• 8 July 2022

Looking for a reason to celebrate? Matsuri is the Japanese word for festival and these cultural events are unlike any other festivals in the world! If you’re planning a trip to Japan, why not see if you can work in one of the country’s many exciting annual events? That way, you’ll really get to immerse yourself in the local culture! Expat Explore has put together a list of top Japanese festivals to make your Japan holiday all the more memorable!

Top 6 Japanese festivals to experience:

1. Hanami (Cherry Blossom Festival)

All over Japan, March/April

Possibly the best known of all Japanese events, Hanami is the pretty-in-pink cherry blossom festival that features in so many beautiful photographs of Japan. The cherry blossoms (sakura) start to appear at different times, depending on where you are in the country. In Tokyo and Kyoto, the blossoms usually appear around March or April, just in time for spring! Hanami literally means “viewing flowers” and that’s essentially what this festival is all about. 

As a result of spending much of the winter indoors, Japanese locals cannot wait to flock outdoors to celebrate the warmer weather and stunning scenery. You can enjoy plenty of outdoor fun is during this time. Picnics, performances and parties all take place under the flowering cherry trees in local parks and public spaces. As the flowers only bloom for a short time in each region, it is important to make the most of them and plan accordingly to avoid disappointment.

Cherry Blossoms during Hanami festivals in Japan
The sight of the cherry blossoms during Japan‘s spring is truly magical.

Related: Japan is beautiful all year round but a visit during these seasons is best!

2. Yuki Matsuri (Sapporo)

Hokkaido, February

Spring may see Japan’s prettiest festival but winter isn’t without its festivities! Every year in February, Sapporo, Hokkaido’s largest city, hosts the Sapporo Snow Festival.  This magical festival is best known for its spellbinding ice and snow sculptures. These large-scale sculptures depict beloved characters like Mickey Mouse and Darth Vader, replicas of famous landmarks from around the world, celebrated Japanese athletes and more! 

Aside from the exceptional ice and snow artworks, there are many fun winter activities for people of all ages to enjoy. You’ll never be bored with activities like ice-skating, skiing, sledding and more to choose from! You can warm up with sake, beer and delicious snow crab legs! 

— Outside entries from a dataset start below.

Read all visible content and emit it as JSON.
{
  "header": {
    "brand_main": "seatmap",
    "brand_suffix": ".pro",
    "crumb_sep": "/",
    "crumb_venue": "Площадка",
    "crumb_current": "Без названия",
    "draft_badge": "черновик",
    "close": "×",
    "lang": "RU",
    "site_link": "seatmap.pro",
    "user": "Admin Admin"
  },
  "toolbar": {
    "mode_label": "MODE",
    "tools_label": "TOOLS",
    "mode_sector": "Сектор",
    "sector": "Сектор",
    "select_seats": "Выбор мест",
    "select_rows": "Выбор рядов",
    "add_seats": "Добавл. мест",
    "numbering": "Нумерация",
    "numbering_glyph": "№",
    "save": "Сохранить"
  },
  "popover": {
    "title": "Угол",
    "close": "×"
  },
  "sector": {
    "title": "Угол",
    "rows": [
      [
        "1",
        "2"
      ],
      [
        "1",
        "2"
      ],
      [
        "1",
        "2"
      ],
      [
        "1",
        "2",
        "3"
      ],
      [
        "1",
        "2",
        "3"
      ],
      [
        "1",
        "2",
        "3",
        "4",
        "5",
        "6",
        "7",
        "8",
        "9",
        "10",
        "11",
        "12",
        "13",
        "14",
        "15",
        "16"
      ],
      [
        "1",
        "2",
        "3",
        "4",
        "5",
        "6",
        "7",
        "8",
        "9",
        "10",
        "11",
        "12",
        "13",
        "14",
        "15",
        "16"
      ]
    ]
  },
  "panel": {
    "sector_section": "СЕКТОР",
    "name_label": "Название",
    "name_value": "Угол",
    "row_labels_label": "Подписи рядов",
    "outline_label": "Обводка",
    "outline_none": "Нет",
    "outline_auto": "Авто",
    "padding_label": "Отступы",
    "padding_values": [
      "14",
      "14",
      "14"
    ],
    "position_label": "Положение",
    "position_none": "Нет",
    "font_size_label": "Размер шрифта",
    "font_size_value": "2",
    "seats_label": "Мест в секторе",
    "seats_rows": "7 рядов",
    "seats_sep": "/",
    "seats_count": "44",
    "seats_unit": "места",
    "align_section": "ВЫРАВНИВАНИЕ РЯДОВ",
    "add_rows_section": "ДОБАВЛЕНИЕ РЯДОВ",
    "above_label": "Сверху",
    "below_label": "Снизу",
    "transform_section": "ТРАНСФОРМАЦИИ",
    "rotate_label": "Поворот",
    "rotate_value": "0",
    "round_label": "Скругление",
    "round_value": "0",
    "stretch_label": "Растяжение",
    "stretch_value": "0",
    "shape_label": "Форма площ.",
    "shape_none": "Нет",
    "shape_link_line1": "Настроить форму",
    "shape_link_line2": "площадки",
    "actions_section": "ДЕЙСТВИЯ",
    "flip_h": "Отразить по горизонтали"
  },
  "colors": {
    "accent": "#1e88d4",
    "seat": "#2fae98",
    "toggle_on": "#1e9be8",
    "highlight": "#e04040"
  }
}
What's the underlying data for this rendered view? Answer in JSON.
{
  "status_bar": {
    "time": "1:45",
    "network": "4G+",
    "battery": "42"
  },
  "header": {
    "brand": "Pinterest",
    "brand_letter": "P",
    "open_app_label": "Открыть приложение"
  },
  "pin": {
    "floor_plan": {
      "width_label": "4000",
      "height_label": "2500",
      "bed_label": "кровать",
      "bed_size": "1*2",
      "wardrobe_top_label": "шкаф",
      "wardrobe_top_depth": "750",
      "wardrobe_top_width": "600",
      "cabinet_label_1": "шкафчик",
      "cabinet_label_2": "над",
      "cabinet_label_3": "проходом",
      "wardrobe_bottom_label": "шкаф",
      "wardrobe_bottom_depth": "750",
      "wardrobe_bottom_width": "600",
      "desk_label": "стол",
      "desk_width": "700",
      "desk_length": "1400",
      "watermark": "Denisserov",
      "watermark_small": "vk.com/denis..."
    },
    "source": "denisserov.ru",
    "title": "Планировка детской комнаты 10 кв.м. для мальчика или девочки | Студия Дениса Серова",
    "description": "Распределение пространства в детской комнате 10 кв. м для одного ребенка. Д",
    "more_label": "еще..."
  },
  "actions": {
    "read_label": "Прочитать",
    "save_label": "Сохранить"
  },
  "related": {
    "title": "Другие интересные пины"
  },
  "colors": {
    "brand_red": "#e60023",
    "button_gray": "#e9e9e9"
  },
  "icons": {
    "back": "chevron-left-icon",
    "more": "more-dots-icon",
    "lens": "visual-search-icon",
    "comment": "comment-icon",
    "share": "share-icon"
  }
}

Sapporo Snow Festival, Hokkaido, festivals in Japan
This Darth Vader snow sculpture is just one of the impressive artworks on display during the Sapporo Snow Festival.

Related: Don’t leave Japan without trying these 15 foods

3. Gion Matsuri

Kyoto, July

Located in Kyoto’s iconic Gion district, Gion Matsuri is one of Japan’s largest and most famous festivals! The month of July is full of festivities in Gion with the main festival day taking place on 17 July. This day is known as Yamabuko Junko. The word Yamabuko refers to the types of floats on display during the festival’s parades. There are two types of floats; the smaller yama floats and the massive hoko floats. The hoko floats can weigh as much as 12 tons and require about 40 people to carry each of them through the Kyoto streets! It’s quite the sight to behold as the floats are ornately decorated with gorgeous tapestries and lanterns.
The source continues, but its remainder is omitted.